In compound X, 4 g of A combines with 12 g of B. The ratio of mass of B to mass of A in compound X is $\frac{\text{Mass of B}}{\text{Mass of A}} = \frac{12 \text{ g}}{4 \text{ g}} = 3$.

The problem states that for a fixed mass of A, the masses of B combined for compounds X and Y are in the ratio 3 : 7. Let's consider a fixed mass of A, say 4 g (as given for compound X). For this fixed mass of A (4 g), the mass of B in compound X is 12 g. Let the mass of B that combines with 4 g of A in compound Y be $m_Y$. According to the given ratio:

$\frac{\text{Mass of B in X (for 4g A)}}{\text{Mass of B in Y (for 4g A)}} = \frac{3}{7}$

$\frac{12 \text{ g}}{m_Y} = \frac{3}{7}$

$m_Y = \frac{12 \text{ g} \times 7}{3} = 4 \text{ g} \times 7 = 28 \text{ g}$. So, in compound Y, 4 g of A combines with 28 g of B.

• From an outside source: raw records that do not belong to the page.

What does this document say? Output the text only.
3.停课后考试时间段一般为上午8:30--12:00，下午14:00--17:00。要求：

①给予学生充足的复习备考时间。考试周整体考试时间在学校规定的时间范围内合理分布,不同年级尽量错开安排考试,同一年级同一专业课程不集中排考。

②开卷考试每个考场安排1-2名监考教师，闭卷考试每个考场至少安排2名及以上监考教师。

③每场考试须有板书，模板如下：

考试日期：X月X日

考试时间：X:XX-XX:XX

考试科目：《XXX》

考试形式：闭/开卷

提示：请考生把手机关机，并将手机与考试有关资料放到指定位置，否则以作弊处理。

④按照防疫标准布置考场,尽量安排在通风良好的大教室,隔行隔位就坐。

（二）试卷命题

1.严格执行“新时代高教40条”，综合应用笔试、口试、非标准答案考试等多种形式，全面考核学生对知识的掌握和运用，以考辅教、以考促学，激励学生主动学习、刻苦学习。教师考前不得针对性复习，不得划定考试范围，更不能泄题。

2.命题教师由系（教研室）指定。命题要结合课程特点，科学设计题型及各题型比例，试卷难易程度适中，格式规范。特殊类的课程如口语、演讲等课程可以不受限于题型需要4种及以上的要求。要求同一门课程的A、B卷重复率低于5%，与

Now, we need to find the mass of B that combines with 8 g of A in compound Y. According to the Law of Definite Proportions, the ratio of masses of elements in a chemical compound is fixed. In compound Y, the ratio of mass of B to mass of A is constant:

$\frac{\text{Mass of B}}{\text{Mass of A}} = \frac{28 \text{ g}}{4 \text{ g}} = 7$.

If 8 g of A combines with $m'_B$ g of B in compound Y, then:

$\frac{m'_B}{8 \text{ g}} = 7$

$m'_B = 7 \times 8 \text{ g} = 56 \text{ g}$.

Therefore, in compound Y, 8 g of A will combine with 56 g of B.